An Addiction -poetry

An Addiction

An Addiction


An Addiction

I have become accustomed to

The words from you.

Can you imagine the colors and hues

All different pastels and blues

You have shown reds and purples

Swallowing me in swirls

Tapestry of fall leaves remind me

Of your creation dressed and smiling

Your words make him move

Create laughter, and he is so smooth

One or two shots a week

Leave me so weak.

Take to the mercy of

Flowers and scents.

This addiction makes little sense

Some crave foods, drink, drugs

My mainstay is your words

Much better than hugs

Written (C) B. A. Williams

Comments 12 comments

Poetic Fool 4 years ago

What a wonderful addiction to have! Lovely words, such an enjoyable read. I look forward to reading more from you!


cherrycrime26 profile image

cherrycrime26 4 years ago from NY, Now Living in Atlanta Ga

Words. What a great addiction to have, its ok OD :-) voted up


B. A. Williams profile image

B. A. Williams 4 years ago from USA Author

It is a grand addiction one I am guilty of. Thanks for reading and your comment.


B. A. Williams profile image

B. A. Williams 4 years ago from USA Author

Cherry thanks so much for reading will be checking your site out. Many thanks!


sonfollowers profile image

sonfollowers 4 years ago from Alpharetta, GA

Yup, I agree. Very nice, and a grand addiction indeed. Voted awesome and beautiful. Thanks for sharing!


B. A. Williams profile image

B. A. Williams 4 years ago from USA Author

Thanks Son for reading and enjoying. Your comment is motivating to me.


Tonipet profile image

Tonipet 4 years ago from The City of Generals

Only someone with so artistic heart can write such poems. We needed the help of the heart to get into its real meaning. Awesome!
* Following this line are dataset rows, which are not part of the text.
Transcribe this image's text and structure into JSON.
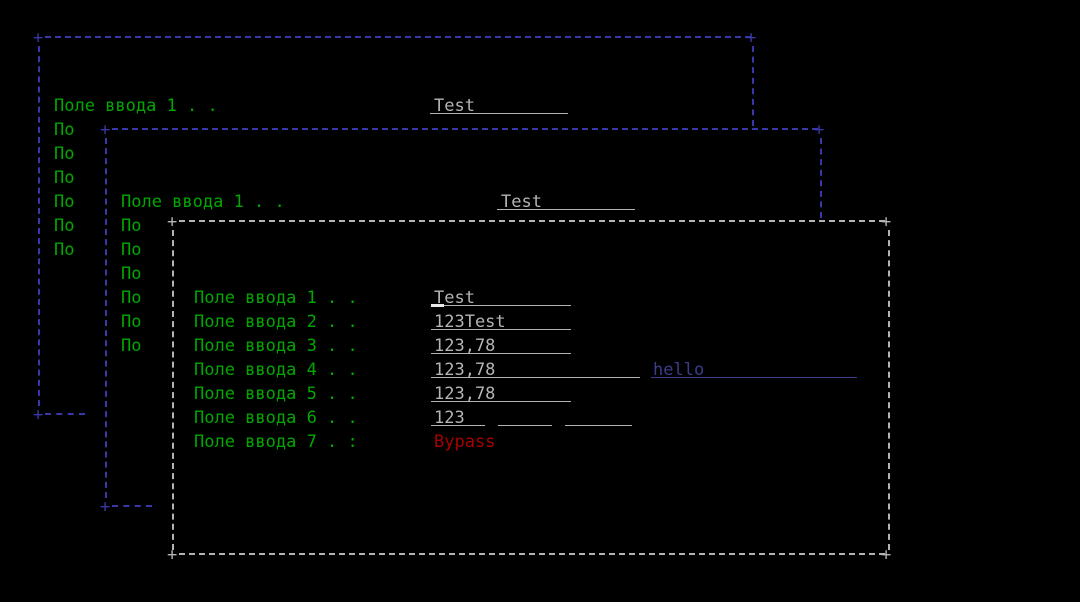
{
  "terminal": {
    "background": "#000000",
    "char_width": 13.4,
    "line_height": 24,
    "colors": {
      "label_green": "#00a800",
      "border_blue": "#3838a8",
      "border_white": "#b4b4b4",
      "value_white": "#b4b4b4",
      "value_red": "#a80000",
      "value_navy": "#3c3c8c"
    }
  },
  "dialogs": [
    {
      "id": "dialog-1",
      "border_color": "#3838a8",
      "left_col": 0,
      "right_col": 54,
      "top_row": 0,
      "bottom_row": 16,
      "rows": [
        {
          "label": "Поле ввода 1 . .",
          "value": "Test"
        },
        {
          "label": "По"
        },
        {
          "label": "По"
        },
        {
          "label": "По"
        },
        {
          "label": "По"
        },
        {
          "label": "По"
        },
        {
          "label": "По"
        }
      ]
    },
    {
      "id": "dialog-2",
      "border_color": "#3838a8",
      "left_col": 5,
      "right_col": 59,
      "top_row": 4,
      "bottom_row": 20,
      "rows": [
        {
          "label": "Поле ввода 1 . .",
          "value": "Test"
        },
        {
          "label": "По"
        },
        {
          "label": "По"
        },
        {
          "label": "По"
        },
        {
          "label": "По"
        },
        {
          "label": "По"
        }
      ]
    },
    {
      "id": "dialog-3",
      "border_color": "#b4b4b4",
      "left_col": 10,
      "right_col": 64,
      "top_row": 8,
      "bottom_row": 22
    }
  ],
  "form": {
    "fields": [
      {
        "label": "Поле ввода 1 . .",
        "value": "Test",
        "value_color": "#b4b4b4",
        "underline": true,
        "underline_chars": 10,
        "caret": true
      },
      {
        "label": "Поле ввода 2 . .",
        "value": "123Test",
        "value_color": "#b4b4b4",
        "underline": true,
        "underline_chars": 10
      },
      {
        "label": "Поле ввода 3 . .",
        "value": "123,78",
        "value_color": "#b4b4b4",
        "underline": true,
        "underline_chars": 10
      },
      {
        "label": "Поле ввода 4 . .",
        "value": "123,78",
        "value_color": "#b4b4b4",
        "underline": true,
        "underline_chars": 15,
        "extra": {
          "value": "hello",
          "value_color": "#3c3c8c",
          "underline": true,
          "underline_chars": 15
        }
      },
      {
        "label": "Поле ввода 5 . .",
        "value": "123,78",
        "value_color": "#b4b4b4",
        "underline": true,
        "underline_chars": 10
      },
      {
        "label": "Поле ввода 6 . .",
        "value": "123",
        "value_color": "#b4b4b4",
        "underline": true,
        "underline_chars": 4,
        "segments": [
          {
            "chars": 4
          },
          {
            "chars": 5
          }
        ]
      },
      {
        "label": "Поле ввода 7 . :",
        "value": "Bypass",
        "value_color": "#a80000",
        "underline": false
      }
    ]
  },
  "gutter": {
    "short_label": "По",
    "dialog1_repeats": 7,
    "dialog2_repeats": 6
  }
}
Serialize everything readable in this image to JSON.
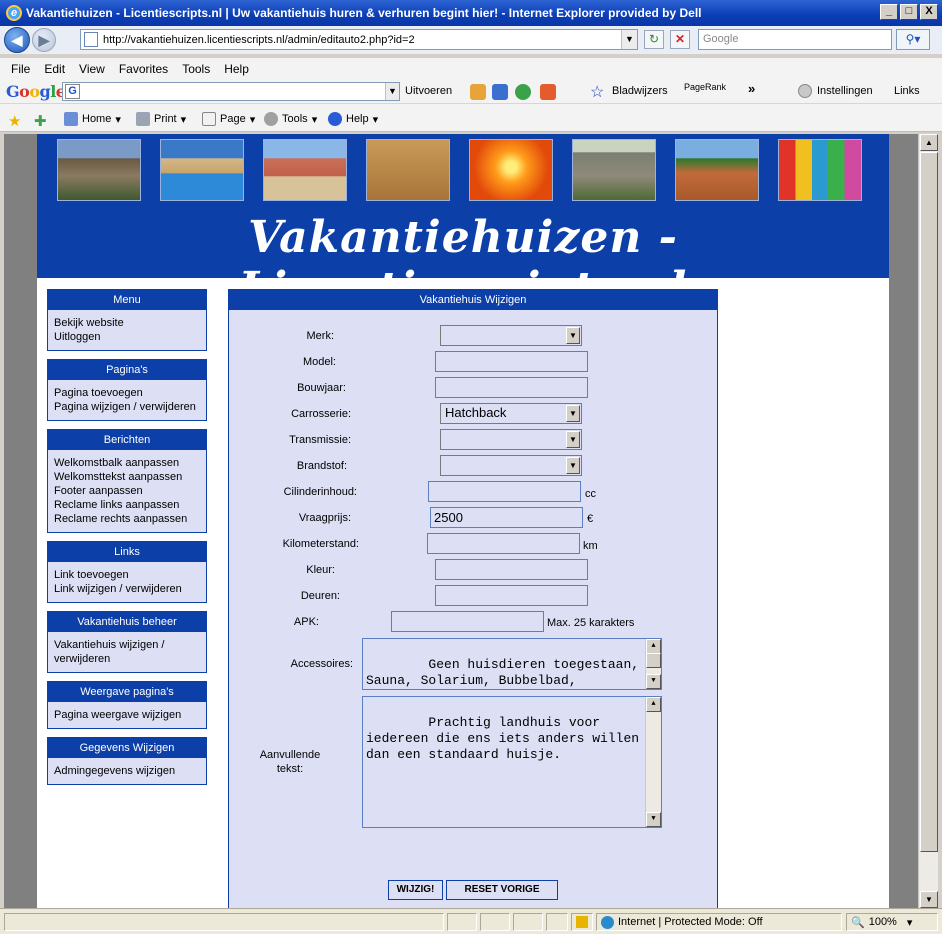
{
  "window": {
    "title": "Vakantiehuizen - Licentiescripts.nl | Uw vakantiehuis huren & verhuren begint hier! - Internet Explorer provided by Dell",
    "minimize": "_",
    "maximize": "□",
    "close": "X"
  },
  "address": {
    "url": "http://vakantiehuizen.licentiescripts.nl/admin/editauto2.php?id=2",
    "search_placeholder": "Google"
  },
  "menubar": [
    "File",
    "Edit",
    "View",
    "Favorites",
    "Tools",
    "Help"
  ],
  "google_toolbar": {
    "logo": "Google",
    "search_button": "Uitvoeren",
    "bookmarks": "Bladwijzers",
    "pagerank": "PageRank",
    "more": "»",
    "settings": "Instellingen",
    "links": "Links"
  },
  "command_bar": {
    "home": "Home",
    "print": "Print",
    "page": "Page",
    "tools": "Tools",
    "help": "Help"
  },
  "site": {
    "title": "Vakantiehuizen - Licentiescripts.nl"
  },
  "sidebar": [
    {
      "header": "Menu",
      "links": [
        "Bekijk website",
        "Uitloggen"
      ]
    },
    {
      "header": "Pagina's",
      "links": [
        "Pagina toevoegen",
        "Pagina wijzigen / verwijderen"
      ]
    },
    {
      "header": "Berichten",
      "links": [
        "Welkomstbalk aanpassen",
        "Welkomsttekst aanpassen",
        "Footer aanpassen",
        "Reclame links aanpassen",
        "Reclame rechts aanpassen"
      ]
    },
    {
      "header": "Links",
      "links": [
        "Link toevoegen",
        "Link wijzigen / verwijderen"
      ]
    },
    {
      "header": "Vakantiehuis beheer",
      "links": [
        "Vakantiehuis wijzigen /",
        "verwijderen"
      ]
    },
    {
      "header": "Weergave pagina's",
      "links": [
        "Pagina weergave wijzigen"
      ]
    },
    {
      "header": "Gegevens Wijzigen",
      "links": [
        "Admingegevens wijzigen"
      ]
    }
  ],
  "form": {
    "header": "Vakantiehuis Wijzigen",
    "fields": {
      "merk": {
        "label": "Merk:",
        "value": ""
      },
      "model": {
        "label": "Model:",
        "value": ""
      },
      "bouwjaar": {
        "label": "Bouwjaar:",
        "value": ""
      },
      "carrosserie": {
        "label": "Carrosserie:",
        "value": "Hatchback"
      },
      "transmissie": {
        "label": "Transmissie:",
        "value": ""
      },
      "brandstof": {
        "label": "Brandstof:",
        "value": ""
      },
      "cilinderinhoud": {
        "label": "Cilinderinhoud:",
        "value": "",
        "suffix": "cc"
      },
      "vraagprijs": {
        "label": "Vraagprijs:",
        "value": "2500",
        "suffix": "€"
      },
      "kilometerstand": {
        "label": "Kilometerstand:",
        "value": "",
        "suffix": "km"
      },
      "kleur": {
        "label": "Kleur:",
        "value": ""
      },
      "deuren": {
        "label": "Deuren:",
        "value": ""
      },
      "apk": {
        "label": "APK:",
        "value": "",
        "suffix": "Max. 25 karakters"
      },
      "accessoires": {
        "label": "Accessoires:",
        "value": "Geen huisdieren toegestaan, Sauna, Solarium, Bubbelbad, Zwembad, Rustig gelegen, Toegangkelijk"
      },
      "aanvullende": {
        "label_line1": "Aanvullende",
        "label_line2": "tekst:",
        "value": "Prachtig landhuis voor iedereen die ens iets anders willen dan een standaard huisje."
      }
    },
    "submit_label": "WIJZIG!",
    "reset_label": "RESET VORIGE"
  },
  "statusbar": {
    "zone": "Internet | Protected Mode: Off",
    "zoom": "100%"
  }
}
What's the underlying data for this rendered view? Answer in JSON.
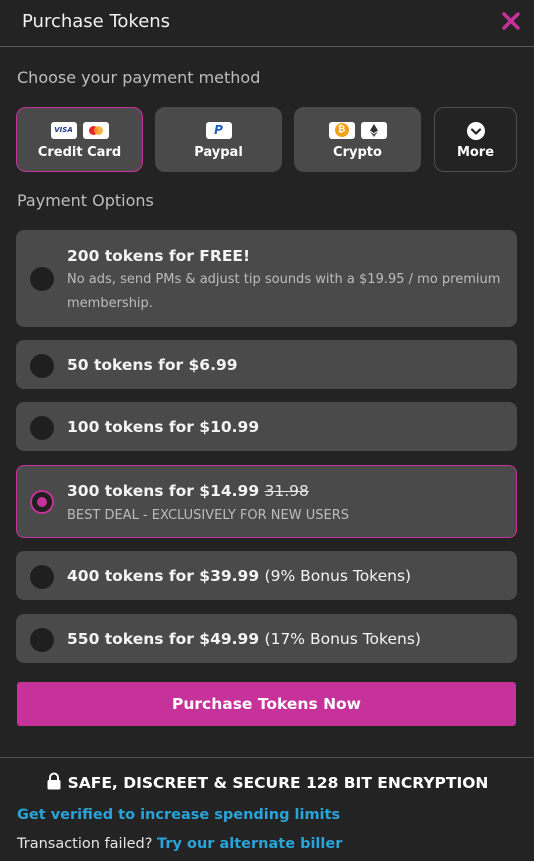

B. A. Williams profile image

B. A. Williams 4 years ago from USA Author

Tonipet,

Thanks for reading, and a special thanks for understanding.


Mhatter99 profile image

Mhatter99 4 years ago from San Francisco

i wish i could comment better. your thought has many roads


B. A. Williams profile image

B. A. Williams 4 years ago from USA Author

Thanks Mhatter for commenting and thank you more for reading.


Danny 20 months ago

I concur with Dennis and Scott that aitcddion is a chronic condition. Assuming I worked at a public treatment center there are several things I would do to further the work of aligning this belief to what is actually practiced in our profession. Direct work with clients and families would include the education piece about how aitcddion is like having cancer, not like having a really bad case of the measles. Framing the issue of chronic vs. acute this way is crucial to helping all involved take the long view of success. Group work with a mixed-stage set of clients over an extended number of sessions as in Weegmann and English, skyped or cell phone based assertive continuing care, in-person quarterly RMC's, would all be woven into my practice (assuming my agency was supportive). Much systemic work is needed to spread this vital reframing of aitcddion as a chronic condition. From an education standpoint, this concept and practice is not a hard shift to sell, but many of these shifts will cost money. When it comes down to dollars that is a different story. From all levels within the agency, to community, state and federal funding sources both education and advocacy is necessary. I am ready to sign up for the sustained push that is required for progress to be made. Taking these sytemic changes even further into the very critical need for overall change in our nation’s aitcddion treatment and aftercare structure. Toward that end I agree with McClellan and Meyers and say increases in funding support are needed to implement best practices in treating adults, adolescents, those who are dually diagnosed and incarcerated.


Sabrina 19 months ago

First and foremost, I think that being open with the cnleit about the commonly long-term nature of recovery would welcome more realistic expectations on their part while also decreasing the stigma related to the occurrence and re-occurrence of relapse, reentering treatment, etc. Some would argue that this gives the cnleit permission' to relapse, but as a counselor I would want to encourage the cnleit to take a proactive approach to their recovery by being involved in a variety of support services (while also being cognizant of the cnleit's environmental limitations). For example, as Dennis and Scott mention several times throughout their paper, self-help groups tend to prolong recovery and this is an active and fairly inexpensive way for a cnleit to be involved in recovery in addition to attending therapy sessions. The authors also state that high levels of self-efficacy in cnleits often result in transitioning from use to recovery, further increasing the importance of being a supportive and encouraging presence with a cnleit who struggles with addiction. Depending on the severity of the addiction and environmental factors in a cnleit's life, however, I think it could be important to take a more proactive role as a counselor by checking in with cnleits via email or telephone, and directly linking them to other services or treatment as needed. Most importantly, the process of recovery truly is a process, and as such, it is essential to understand that varying degrees of treatment and support will be required at various stages of a cnleit's journey. This requires checking in with them on a regular basis about whether or not the level of care they are receiving is conducive to enhanced recovery.